One of the very finest things Frayn does (and that is high praise indeed) is frantic farce. He does Fawlty Towers better than John Cleese did it. The human disposition for disaster is something he explores hilariously in Noises Off and again in Clockwise. Not for the first or last time I rue the ignorant critical reception this movie got. It made A Fish Called Wanda look like the made-for-Americans-trash it was and yet Clockwise was panned. After the hit and miss – if nonetheless cult – way in which Fawlty Towers just managed to fill up 30 minutes at a time, Clockwise did this hilariously for a sustained movie. That is truly amazing.

And this is what Skios is.

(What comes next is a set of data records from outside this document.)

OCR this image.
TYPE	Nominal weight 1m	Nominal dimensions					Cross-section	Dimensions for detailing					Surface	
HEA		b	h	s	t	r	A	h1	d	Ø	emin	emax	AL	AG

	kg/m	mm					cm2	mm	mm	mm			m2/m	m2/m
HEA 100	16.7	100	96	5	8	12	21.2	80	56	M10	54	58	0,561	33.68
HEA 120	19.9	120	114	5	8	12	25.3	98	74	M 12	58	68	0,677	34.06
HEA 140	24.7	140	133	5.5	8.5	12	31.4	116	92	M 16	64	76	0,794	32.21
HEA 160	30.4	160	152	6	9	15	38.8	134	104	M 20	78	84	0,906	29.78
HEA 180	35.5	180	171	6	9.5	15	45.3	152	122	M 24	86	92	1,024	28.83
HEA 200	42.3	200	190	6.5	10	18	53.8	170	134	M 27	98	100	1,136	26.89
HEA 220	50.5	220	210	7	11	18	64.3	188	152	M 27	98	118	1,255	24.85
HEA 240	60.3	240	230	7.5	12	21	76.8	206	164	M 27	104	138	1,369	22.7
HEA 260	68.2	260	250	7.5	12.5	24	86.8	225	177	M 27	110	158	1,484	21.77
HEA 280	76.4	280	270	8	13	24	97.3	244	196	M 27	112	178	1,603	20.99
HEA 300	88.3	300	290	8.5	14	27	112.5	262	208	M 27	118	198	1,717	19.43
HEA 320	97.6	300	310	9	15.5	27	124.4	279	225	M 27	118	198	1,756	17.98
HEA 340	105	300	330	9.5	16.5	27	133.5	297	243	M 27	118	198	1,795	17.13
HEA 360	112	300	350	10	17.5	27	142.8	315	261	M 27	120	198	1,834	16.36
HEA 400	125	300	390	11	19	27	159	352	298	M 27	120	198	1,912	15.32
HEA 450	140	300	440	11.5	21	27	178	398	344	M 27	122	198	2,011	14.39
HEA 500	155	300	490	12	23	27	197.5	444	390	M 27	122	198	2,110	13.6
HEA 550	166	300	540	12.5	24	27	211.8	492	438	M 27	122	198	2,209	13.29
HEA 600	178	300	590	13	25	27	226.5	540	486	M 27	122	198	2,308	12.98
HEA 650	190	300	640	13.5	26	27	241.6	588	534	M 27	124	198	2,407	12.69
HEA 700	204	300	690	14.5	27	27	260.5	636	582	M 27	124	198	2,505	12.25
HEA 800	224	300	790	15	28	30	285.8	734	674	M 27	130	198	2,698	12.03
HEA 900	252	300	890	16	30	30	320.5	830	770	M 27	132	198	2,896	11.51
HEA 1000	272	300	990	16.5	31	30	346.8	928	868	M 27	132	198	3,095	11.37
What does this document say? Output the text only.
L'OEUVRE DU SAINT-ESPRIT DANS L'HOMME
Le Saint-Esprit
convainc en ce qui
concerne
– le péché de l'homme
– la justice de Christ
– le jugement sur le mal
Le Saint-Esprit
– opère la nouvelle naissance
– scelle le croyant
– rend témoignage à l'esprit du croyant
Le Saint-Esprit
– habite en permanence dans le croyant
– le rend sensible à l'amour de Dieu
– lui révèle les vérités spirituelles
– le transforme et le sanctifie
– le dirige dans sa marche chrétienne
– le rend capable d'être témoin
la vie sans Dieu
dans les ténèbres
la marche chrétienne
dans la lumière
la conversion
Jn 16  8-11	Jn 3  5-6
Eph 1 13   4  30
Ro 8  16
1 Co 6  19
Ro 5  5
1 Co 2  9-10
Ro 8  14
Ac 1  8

I kept reminding myself as I read it ‘It’s a movie, it’s a movie, it’s a hysterically funny farce of a movie’. Well. I hope it becomes such, I imagine it deserves to be and that it is the millieu in which it will work.

Am I being too critical? Or too generous? I could stand corrected on either count.

Fine Just the Way it is by Annie E Proulx

I’m such a lazy person. Too often I write really quite the best reviews in the world in my head – and that’s enough for me. I move on. They never see the light of day.

I read this at the same time as I read my first book of Alice Munro stories and my first inclination was to write something where something of a shadow cast over Munro would be to the benefit of Proulx, a writer who has never disappointed me and I’ve read all of them. Checking, I see that I’m talking about early 2014 – over four years ago, and this book by Proulx has been sitting in my queue, waiting for a mention and she’s coming out now, courtesy of my spring clean.

When I wrote about Munro’s Dear Life collection, I make comparisons with Lessing and Tyler and left Proulx right out of it. I no longer really recall why. I also rarely have a good memory for books these days past a short period post reading it. But I’m left with an impression that I was happy to read it even though I thought better of the comparison I’d intended to make with Munro. I will just make the comment now, however, that I suspect Proulx is the more rounded writer, able to go from long, to short, to somewhere in between (thinking there of Brokeback Mountain).

At any rate, both these writers are like Anne Tyler, old slippers that one keeps putting on, one opens to the first page, the first lines and yes…..there we are again….

My Name is Red by Orhan Pamuk

Almost three years ago I wrote on GR about this book:

Whilst I attempt to get my own thoughts in order, for those curious about this book, I strongly recommend reading both Nandakishore’s review and Whitaker’s here.

The fact that the reviews are so very different in content, attitude, the lot surely has something to do with the book.

More later.

But I simply couldn’t think of anything good to say. I’ve discovered, however, that I have company, I’m not the only person in the world who has an aversion for this book. Discovering that has given me the strength to move on without feeling like it must be my fault or that I should be feeling guilty. As much as I loved Museum of Innocence, I dislike this.

There, I’ve said it. And do go to the reviews referenced above to read erudite discussions of this book.